A peça 4’33” mostra o génio controverso de John Cage, capaz de chocar ou deslumbrar audiências com peças musicais disruptivas como esta. Muitos ficaram profundamente consternados com a ousadia, mas Cage explicou que as pessoas não compreenderam — «Não existe algo como o silêncio. O que eles pensavam ser silêncio, porque não sabiam como ouvir, estava cheio de sons acidentais. Podia-se ouvir o vento agitando-se lá fora durante o primeiro movimento. Durante o segundo, gotas de chuva começaram a marcar o telhado, e durante o terceiro, as próprias pessoas produziram todo tipo de sons interessantes enquanto conversavam ou saíam.» — Sem que as pessoas se dessem conta, Cage convidava-as a deixarem que a sua vida fosse pautada pelas melodias naturais que se escondem naquilo que nos parece ser o silêncio. Não pretendia chocar ninguém, mas explorar a natureza do silêncio, a sua intencionalidade, a escuta e desafiar a nossa capacidade de oferecer essa “melodia” aos outros.
A influencer do TikTok madymaio, desafiada pelo seu namorado a fazer uma caminhada silenciosa de 30 minutos, partilha num curto video de pouco menos de dois minutos, o essencial dessa experiência: desespero nos primeiros 2 minutos; e depois um momento de incrível clareza quando se dá conta de começar a “ouvir” os seus próprios pensamentos. O que ela descobre não é novo, mas demonstra, uma vez mais, que dar espaço ao silêncio acaba por levar à experiência de uma pessoa deixar-se pautar pela melodia de sons naturais que se entrelaçam com as nossas ideias, clarificando-as; com os nossos problemas, solucionando-os; e com as nossas angústias, pacificando-as.

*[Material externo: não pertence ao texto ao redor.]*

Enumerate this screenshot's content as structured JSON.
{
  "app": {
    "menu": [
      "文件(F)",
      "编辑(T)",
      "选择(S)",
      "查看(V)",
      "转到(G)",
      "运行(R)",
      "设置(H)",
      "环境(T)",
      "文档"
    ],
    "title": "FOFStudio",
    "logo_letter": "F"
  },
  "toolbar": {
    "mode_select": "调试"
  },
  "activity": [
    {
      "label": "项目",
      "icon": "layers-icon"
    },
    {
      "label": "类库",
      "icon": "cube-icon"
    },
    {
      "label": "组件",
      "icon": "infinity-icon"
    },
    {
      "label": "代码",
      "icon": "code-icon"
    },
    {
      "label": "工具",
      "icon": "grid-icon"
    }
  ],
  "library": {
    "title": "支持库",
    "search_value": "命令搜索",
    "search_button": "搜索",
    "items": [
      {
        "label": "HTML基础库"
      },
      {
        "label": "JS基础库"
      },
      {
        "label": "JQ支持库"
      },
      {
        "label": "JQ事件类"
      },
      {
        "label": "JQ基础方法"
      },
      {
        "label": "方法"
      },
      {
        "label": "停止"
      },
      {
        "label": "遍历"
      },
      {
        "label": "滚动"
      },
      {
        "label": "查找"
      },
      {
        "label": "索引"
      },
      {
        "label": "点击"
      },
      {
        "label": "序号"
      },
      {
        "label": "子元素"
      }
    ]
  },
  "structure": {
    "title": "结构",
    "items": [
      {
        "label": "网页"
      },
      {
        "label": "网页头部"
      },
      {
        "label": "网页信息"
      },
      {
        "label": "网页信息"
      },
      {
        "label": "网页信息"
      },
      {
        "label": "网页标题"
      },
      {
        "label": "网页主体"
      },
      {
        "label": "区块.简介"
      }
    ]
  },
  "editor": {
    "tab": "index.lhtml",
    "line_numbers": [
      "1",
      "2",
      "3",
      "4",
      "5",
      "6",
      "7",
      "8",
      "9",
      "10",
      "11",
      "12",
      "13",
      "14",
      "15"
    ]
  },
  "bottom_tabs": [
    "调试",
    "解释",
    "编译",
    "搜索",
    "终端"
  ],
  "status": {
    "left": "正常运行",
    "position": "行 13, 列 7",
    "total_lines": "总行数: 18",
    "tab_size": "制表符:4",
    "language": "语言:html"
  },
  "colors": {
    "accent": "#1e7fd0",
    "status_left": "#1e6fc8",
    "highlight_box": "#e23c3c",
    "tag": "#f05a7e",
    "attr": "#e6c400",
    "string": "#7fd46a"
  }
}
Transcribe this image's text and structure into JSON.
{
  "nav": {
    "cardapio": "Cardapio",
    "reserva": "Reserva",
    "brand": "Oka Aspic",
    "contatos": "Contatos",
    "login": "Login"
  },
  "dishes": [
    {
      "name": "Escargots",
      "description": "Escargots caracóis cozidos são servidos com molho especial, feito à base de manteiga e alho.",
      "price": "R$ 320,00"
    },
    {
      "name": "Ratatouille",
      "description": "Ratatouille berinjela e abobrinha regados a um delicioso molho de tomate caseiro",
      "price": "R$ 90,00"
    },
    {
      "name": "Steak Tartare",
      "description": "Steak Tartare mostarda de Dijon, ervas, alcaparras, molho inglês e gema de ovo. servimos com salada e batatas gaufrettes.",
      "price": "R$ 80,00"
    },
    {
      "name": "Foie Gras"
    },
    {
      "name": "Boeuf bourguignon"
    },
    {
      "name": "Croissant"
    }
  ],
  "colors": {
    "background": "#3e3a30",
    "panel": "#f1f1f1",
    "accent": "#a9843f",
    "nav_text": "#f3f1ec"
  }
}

O silêncio canta dentro de nós com uma voz interior que ao longo da vida aprendemos a escutar cada vez mais e melhor. Quando Jesus se retirou para o deserto, ou escuta as acusações durante o percurso da paixão, fez silêncio. Era um silêncio que continha um tipo de linguagem que nos convida mais a escutar do que a falar. Mas a vida no século XXI parece ter esquecido esta linguagem.
Nos debates, por exemplo, todas as pessoas referem o que alguém disse, mas ninguém pensa como o verdadeiro debate acontece dentro de cada um quando se silencia e nada diz. Dentro, o ruído da própria voz procura sobressair-se à necessidade de abrir espaço à voz do outro. Porém, quem consegue fazer uma pausa antes de responder dá espaço para que as ideias respirem e ressoem dentro de nós. A impressão que tenho é a de que o ritmo actual de consumo de informação retira-nos a oportunidade de sermos pautados pelo silêncio.
O silêncio não é como se pensa, habitualmente, a ausência de qualquer som, mas a falta de silêncio parece corresponder à ausência da liberdade interior de escutar aquilo que o espaço à nossa volta nos proporciona. A ditadura dos ecrãs, das interrupções ou contínuas distracções, são os empecilhos hodiernos à escuta do mundo real onde nos podemos humanizar através do profundo escutar.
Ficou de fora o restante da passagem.